Experts also encourage students to start their internship search at the college’s career center, where they’ll find professional guidance and resources. Career centers can connect students with potential employers as well as help them craft a resume and cover letter.
“Start with the career advisers, let them know what you’re interested in, see what kind of connections they might have with organizations that might be a good fit for you, or just get their advice on steps that they might take. That is exactly why that resource exists at the college,” McLennan says.
Students should also look to their personal networks, alumni organizations and on-campus events such as job fairs, to find an internship opportunity.
One employer that students are already familiar with — their own school — may also offer placements for interns, Fisher notes.
A strong resume and cover letter, advisers say, can be the deciding factor.
Putting a resume and cover letter together is an essential starting point, but underclassmen are often unsure of what to highlight due to a lack of work experience, says Michelle Clare, senior director of career education at the University of Cincinnati.
“They all have something to put on their resume to show something about themselves; sometimes, it just takes a conversation to get there,” Clare says.
Advisers say all types of work experience is fair game as long as students can explain what they learned in that role, from customer service and cash handling skills at fast-food jobs to oversight responsibilities a student learned as a summer camp counselor.
“When we’re looking at an application and a student candidate, we’re looking at the total story,” says Bryan Kaminski, who oversees the internship program for Under Armour, which hires 100 interns each summer out of a pool of up to 20,000 applicants.
A good resume, he says, shows impact, not just job descriptions.
Ditto for Dell Technologies, which hires up to 800 interns a year in North America alone, says Jennifer Jones Newbill, director of university relations and recruitment.
“We really like people who are active on their campus,” Newbill says, noting that students can demonstrate leadership skills in student organizations or through past work experiences. “That’s character building. It builds leadership skills early.”
And while it helps for a student to have completed a past internship, Newbill notes “that’s attractive but not a requirement.”
Grade-point average is also a factor, but not a decisive one, according to Kaminski and Newbill. While both of their companies consider GPA, it isn’t the top priority.
“We really think that people’s totality of their experiences tend to be more illustrative of their ability to perform than one particular number that is at the top of the resume,” Kaminski says.
Advisers and employers alike say that students will learn many valuable skills over the course of an internship. That can range from finding out what a profession is like to the individual tasks graduates will be asked to carry out daily when they launch their careers.
“It’s not fetching coffee, it’s not making copies; we want to give people a real challenge and have them learn something,” Newbill says.
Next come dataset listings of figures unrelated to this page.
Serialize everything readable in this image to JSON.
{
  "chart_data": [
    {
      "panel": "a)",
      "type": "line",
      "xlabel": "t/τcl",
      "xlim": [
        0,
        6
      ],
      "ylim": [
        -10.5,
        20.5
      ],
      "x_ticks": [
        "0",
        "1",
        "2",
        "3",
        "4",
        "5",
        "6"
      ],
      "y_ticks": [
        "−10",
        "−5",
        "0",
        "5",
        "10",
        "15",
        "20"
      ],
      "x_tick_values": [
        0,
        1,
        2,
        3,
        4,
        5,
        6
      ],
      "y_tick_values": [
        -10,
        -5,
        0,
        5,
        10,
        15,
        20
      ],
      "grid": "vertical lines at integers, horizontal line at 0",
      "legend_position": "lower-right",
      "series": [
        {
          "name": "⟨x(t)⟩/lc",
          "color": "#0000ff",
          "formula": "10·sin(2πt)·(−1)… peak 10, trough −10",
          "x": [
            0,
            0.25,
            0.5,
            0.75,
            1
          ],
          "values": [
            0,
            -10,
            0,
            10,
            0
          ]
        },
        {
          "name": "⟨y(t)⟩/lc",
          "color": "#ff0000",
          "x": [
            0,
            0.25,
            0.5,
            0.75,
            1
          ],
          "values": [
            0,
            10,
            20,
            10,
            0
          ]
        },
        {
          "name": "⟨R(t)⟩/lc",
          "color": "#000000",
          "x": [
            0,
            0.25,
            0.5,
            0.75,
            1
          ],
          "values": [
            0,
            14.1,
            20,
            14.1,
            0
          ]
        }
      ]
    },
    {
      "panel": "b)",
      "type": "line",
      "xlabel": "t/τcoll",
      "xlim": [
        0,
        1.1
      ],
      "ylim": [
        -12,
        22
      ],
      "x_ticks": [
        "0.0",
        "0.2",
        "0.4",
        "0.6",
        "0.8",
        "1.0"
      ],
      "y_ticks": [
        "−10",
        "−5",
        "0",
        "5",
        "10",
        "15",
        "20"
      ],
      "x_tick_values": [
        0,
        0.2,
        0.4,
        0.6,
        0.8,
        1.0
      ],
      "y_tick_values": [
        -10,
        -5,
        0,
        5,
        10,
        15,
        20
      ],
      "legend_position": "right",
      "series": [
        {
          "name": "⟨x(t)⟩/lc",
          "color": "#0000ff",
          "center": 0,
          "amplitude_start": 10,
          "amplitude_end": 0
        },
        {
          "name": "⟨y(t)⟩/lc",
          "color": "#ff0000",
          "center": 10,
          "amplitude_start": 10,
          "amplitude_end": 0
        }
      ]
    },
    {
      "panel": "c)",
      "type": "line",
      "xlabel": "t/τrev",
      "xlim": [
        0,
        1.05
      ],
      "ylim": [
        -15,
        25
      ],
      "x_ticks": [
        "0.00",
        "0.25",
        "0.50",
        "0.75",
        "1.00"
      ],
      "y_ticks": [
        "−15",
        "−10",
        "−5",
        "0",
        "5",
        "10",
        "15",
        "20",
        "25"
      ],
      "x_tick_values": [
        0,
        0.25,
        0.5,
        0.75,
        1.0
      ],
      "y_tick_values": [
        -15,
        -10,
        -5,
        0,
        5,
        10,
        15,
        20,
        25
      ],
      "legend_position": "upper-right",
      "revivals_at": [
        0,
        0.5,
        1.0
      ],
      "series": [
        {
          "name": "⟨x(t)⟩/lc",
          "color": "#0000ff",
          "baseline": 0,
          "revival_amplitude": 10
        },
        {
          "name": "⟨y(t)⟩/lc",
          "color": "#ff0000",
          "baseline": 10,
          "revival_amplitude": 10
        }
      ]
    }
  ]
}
Kaminski adds that students should use the opportunity to build fans, develop connections and make people want to work with them.
Some employers offer internships during the semester while others may focus on the summer.
“You have a lot of large organizations that specifically only have summer programs, so you do find a lot of opportunities in the summer that you might not find other times of the year,” Clare says.
McLennan notes that with the popularity of summer internships, there may be more competition for those positions.
For high school students looking to gain an edge in competitive internship programs before they get to college, experts advise them to rack up relevant experiences: join student clubs, work a part-time job, network with alumni groups and be active in organizations that relate to career goals.
“A lot of those basic skills that you can learn in high school level positions can go a long way,” Fisher says.